Why is $(\|x\|_2)^2$ given by $x^T\!x$ where x is a vector?

Question

Suppose that $x$ is a real number, then

$$(\|x\|_2)^2 = x \cdot x = x^2$$

Now suppose $x$ is a real vector, then

$$(\|x\|_2)^2 = x^T\! x $$

Why should it be obvious that the multiplication sign turns into the transpose?

Is it by definition?

Answer 1

The definition of the norm $\|x\|$ is $(x,x)$, where the latter is the standard inner product. The inner product $(x,y)$ is given by $\sum_i x_iy_i$, i.e., the sum of the products of the components. If you treat $x$ and $y$ as $n\times 1$ matrices, then this expression is simply $x^Ty$. From all of this you get $\|x\|=x^Tx$. (By the way, the reason for defining the standard inner product this way is coming from the law of cosines.)

Answer 2

The multiplication didn't turn to a transpose - you are still multiplying $x^T$ and $x$. The value is $(x^T)\cdot x$.

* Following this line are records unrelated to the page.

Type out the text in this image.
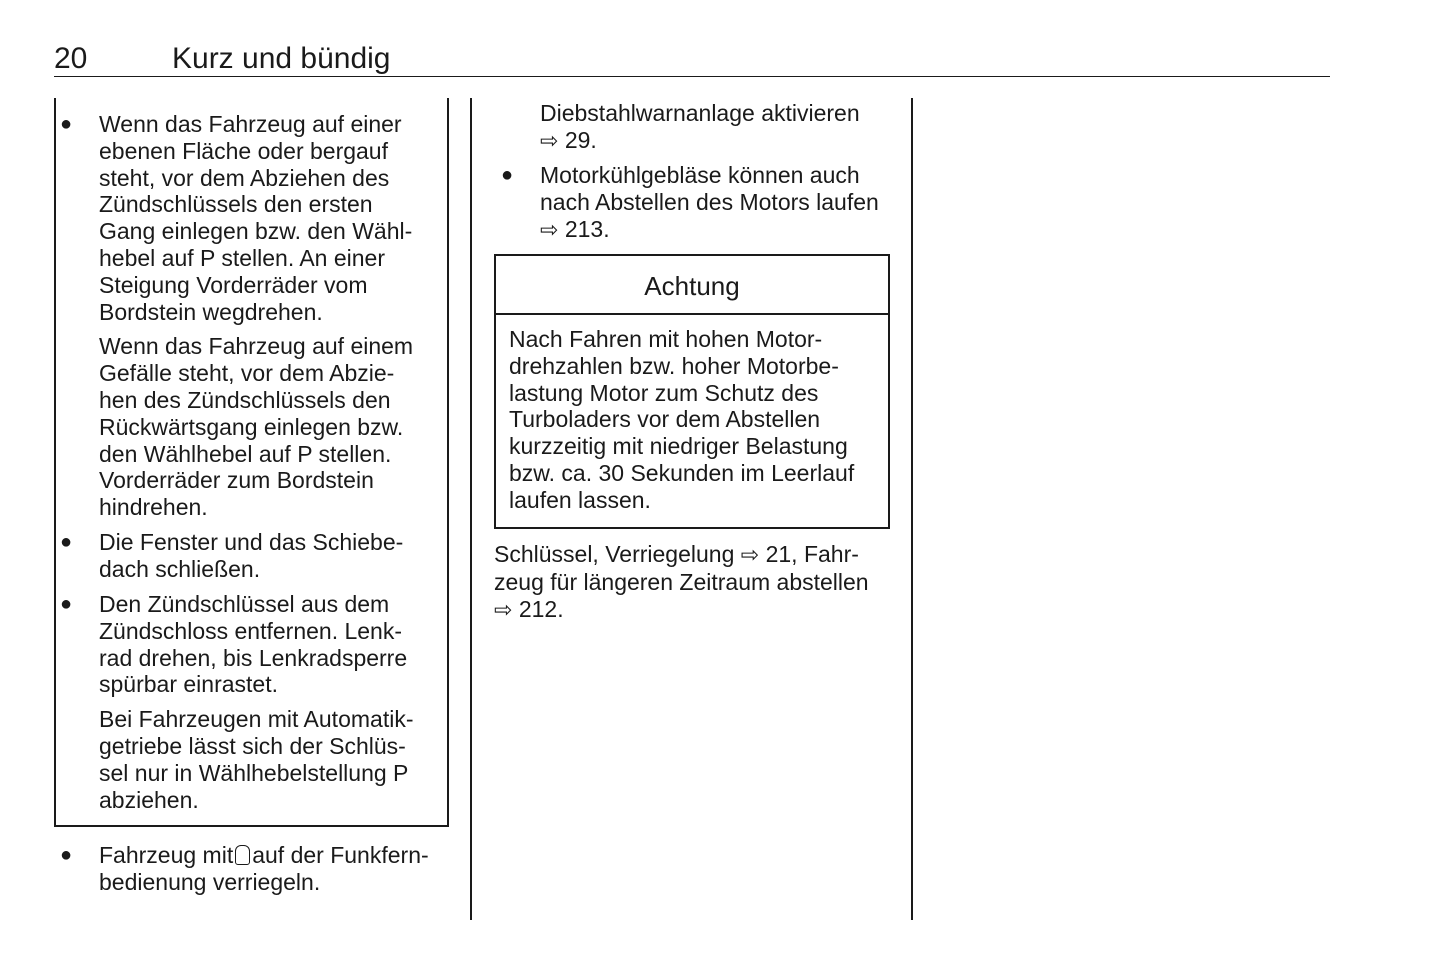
20	Kurz und bündig
● Wenn das Fahrzeug auf einer
ebenen Fläche oder bergauf
steht, vor dem Abziehen des
Zündschlüssels den ersten
Gang einlegen bzw. den Wähl-
hebel auf P stellen. An einer
Steigung Vorderräder vom
Bordstein wegdrehen.
Wenn das Fahrzeug auf einem
Gefälle steht, vor dem Abzie-
hen des Zündschlüssels den
Rückwärtsgang einlegen bzw.
den Wählhebel auf P stellen.
Vorderräder zum Bordstein
hindrehen.
● Die Fenster und das Schiebe-
dach schließen.
● Den Zündschlüssel aus dem
Zündschloss entfernen. Lenk-
rad drehen, bis Lenkradsperre
spürbar einrastet.
Bei Fahrzeugen mit Automatik-
getriebe lässt sich der Schlüs-
sel nur in Wählhebelstellung P
abziehen.
● Fahrzeug mit auf der Funkfern-
bedienung verriegeln.
Diebstahlwarnanlage aktivieren
⇨ 29.
● Motorkühlgebläse können auch
nach Abstellen des Motors laufen
⇨ 213.
Achtung
Nach Fahren mit hohen Motor-
drehzahlen bzw. hoher Motorbe-
lastung Motor zum Schutz des
Turboladers vor dem Abstellen
kurzzeitig mit niedriger Belastung
bzw. ca. 30 Sekunden im Leerlauf
laufen lassen.
Schlüssel, Verriegelung ⇨ 21, Fahr-
zeug für längeren Zeitraum abstellen
⇨ 212.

If you had assumed that $x$ was a row vector, then you'd have $\|x\|^2 = xx^T = x\cdot (x^T)$. So you are treating that internal $T$ as a binary operation of some sort, when it is not - it is a unary operation.

If $z$ is a complex number, then $|z|^2 = \overline{z}\cdot z$.

So the transpose is acting like complex conjugate (and, indeed, in the standard $2\times2$ matrix representation of the complex numbers, conjugation of complex numbers is transposition of matrices.)